Which brings us to the last Doctor we meet in the story: the unexpected (but spoiled by the internet mere hours before the special’s premiere – thanks, internet) return of Tom Baker, as if he’s apologizing for having missed The Five Doctors. Obviously not the fourth Doctor, but hinting at possibly being a future Doctor, “the Curator” drops the plot development in the Doctor’s lap that Gallifrey is out there, somewhere – like the one-armed man, a shining beacon called Earth, the way off the island, a wormhole back to the Alpha Quadrant, or the leap home. It’s a lovely cameo that, unlike his recent audio escapades, doesn’t require Tom Baker to be the Doctor as we know him – it only requires him to be Tom Baker, and it only requires him to pass the torch to Matt Smith, for the benefit of those who didn’t consider the torch passed between old series and new at any previous point in the new show’s history. Given that Baker turned 80 shortly after Day Of The Doctor‘s premiere, making him the oldest actor to have played the Doctor on television (beating even John Hurt by a few years), it’s more than a little bit haunting. The implication that the Curator is a future Doctor who has chosen to “revisit an old favorite [face]” is another passing of the torch: Doctor Who now passes into mythology. The Doctor, at some point in the future, wears whatever face you might be imagining he could wear. And as the following story, The Time Of The Doctor, proves in moving the end-of-life goalpost for the Doctor, it doesn’t matter how many lives someone says the Doctor has: he’s eternal and not beholden to these limitations. It simply doesn’t matter anymore. Relax, kick back, and enjoy the story. (And ponder the possibility that perhaps the Curator bestowed his beloved old scarf upon inhaler-carrying UNIT scientist Osgood. Maybe she’s his companion. Maybe Kate Stewart knows he’s there, knows who he is, and is sworn to keep his secret from his younger selves, because maybe he’s UNIT’s scientific advisor again. The Doctor’s story expands into infinity and also circles around to play some greatest hits.)

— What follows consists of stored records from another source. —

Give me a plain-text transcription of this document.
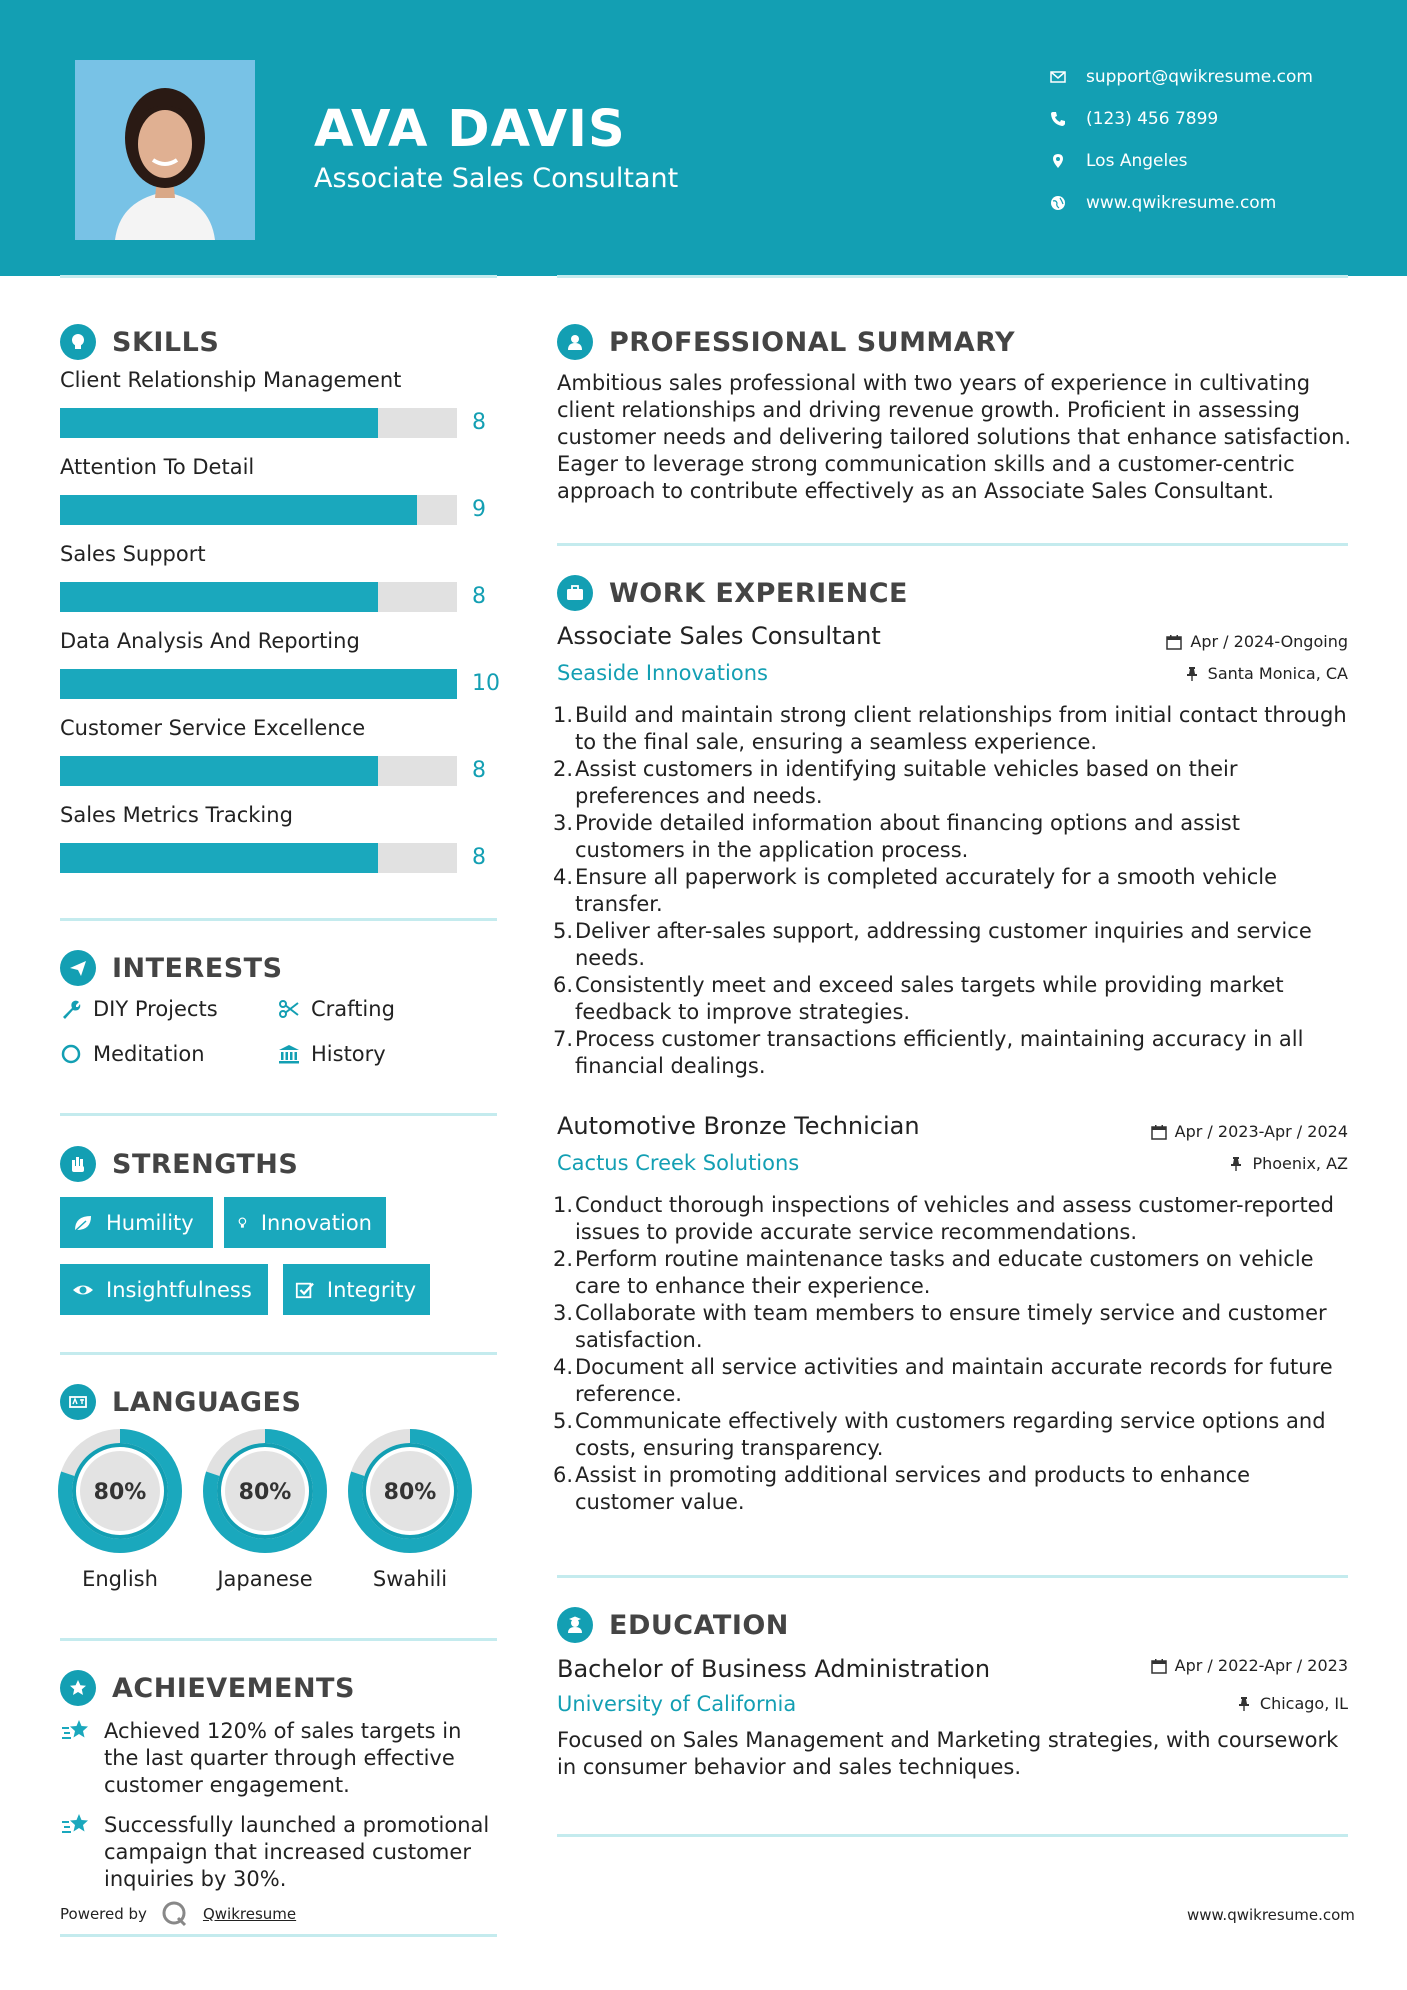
AVA DAVIS
Associate Sales Consultant
support@qwikresume.com
(123) 456 7899
Los Angeles
www.qwikresume.com
SKILLS
Client Relationship Management
8
Attention To Detail
9
Sales Support
8
Data Analysis And Reporting
10
Customer Service Excellence
8
Sales Metrics Tracking
8
INTERESTS
DIY Projects	Crafting
Meditation	History
STRENGTHS
Humility	Innovation
Insightfulness	Integrity
LANGUAGES
80%
English
80%
Japanese
80%
Swahili
ACHIEVEMENTS
Achieved 120% of sales targets in the last quarter through effective customer engagement.
Successfully launched a promotional campaign that increased customer inquiries by 30%.
Powered by	Qwikresume
PROFESSIONAL SUMMARY
Ambitious sales professional with two years of experience in cultivating client relationships and driving revenue growth. Proficient in assessing customer needs and delivering tailored solutions that enhance satisfaction. Eager to leverage strong communication skills and a customer-centric approach to contribute effectively as an Associate Sales Consultant.
WORK EXPERIENCE
Associate Sales Consultant	Apr / 2024-Ongoing
Seaside Innovations	Santa Monica, CA
1. Build and maintain strong client relationships from initial contact through to the final sale, ensuring a seamless experience.
2. Assist customers in identifying suitable vehicles based on their preferences and needs.
3. Provide detailed information about financing options and assist customers in the application process.
4. Ensure all paperwork is completed accurately for a smooth vehicle transfer.
5. Deliver after-sales support, addressing customer inquiries and service needs.
6. Consistently meet and exceed sales targets while providing market feedback to improve strategies.
7. Process customer transactions efficiently, maintaining accuracy in all financial dealings.
Automotive Bronze Technician	Apr / 2023-Apr / 2024
Cactus Creek Solutions	Phoenix, AZ
1. Conduct thorough inspections of vehicles and assess customer-reported issues to provide accurate service recommendations.
2. Perform routine maintenance tasks and educate customers on vehicle care to enhance their experience.
3. Collaborate with team members to ensure timely service and customer satisfaction.
4. Document all service activities and maintain accurate records for future reference.
5. Communicate effectively with customers regarding service options and costs, ensuring transparency.
6. Assist in promoting additional services and products to enhance customer value.
EDUCATION
Bachelor of Business Administration	Apr / 2022-Apr / 2023
University of California	Chicago, IL
Focused on Sales Management and Marketing strategies, with coursework in consumer behavior and sales techniques.
www.qwikresume.com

With the weight of history bearing down on him, Steven Moffat did okay here. Whether it’s a model of airtight plotting or not, The Five Doctors may well be the most-rewatched Doctor Who episode ever until now, and it’s not for nothing that it was the first story issued on DVD; there’s no reason to expect that The Day Of The Doctor will come in for any less scrutiny. The holes one could poke into its plotting are the same holes one could poke into any Doctor Who story before or after it. At this point, you’re either accepting of the elasticity of Doctor Who’s plot logic, or you’ve given up and have moved on to watching something else. The Day Of The Doctor expands the series’ mythology significantly, boasts fun and memorable performances, and hits most of the crowd-pleasing notes that, frankly, I didn’t expect it to bother with. In short, this will become the new go-to episode people pull off the DVD shelf when trying to show their friends just how cool Doctor Who is. Moffat knew that and, though I haven’t always been happy with his handling of the show in the past, he delivered the goods. And you can’t expect or demand much more from the anniversary epiosde than that.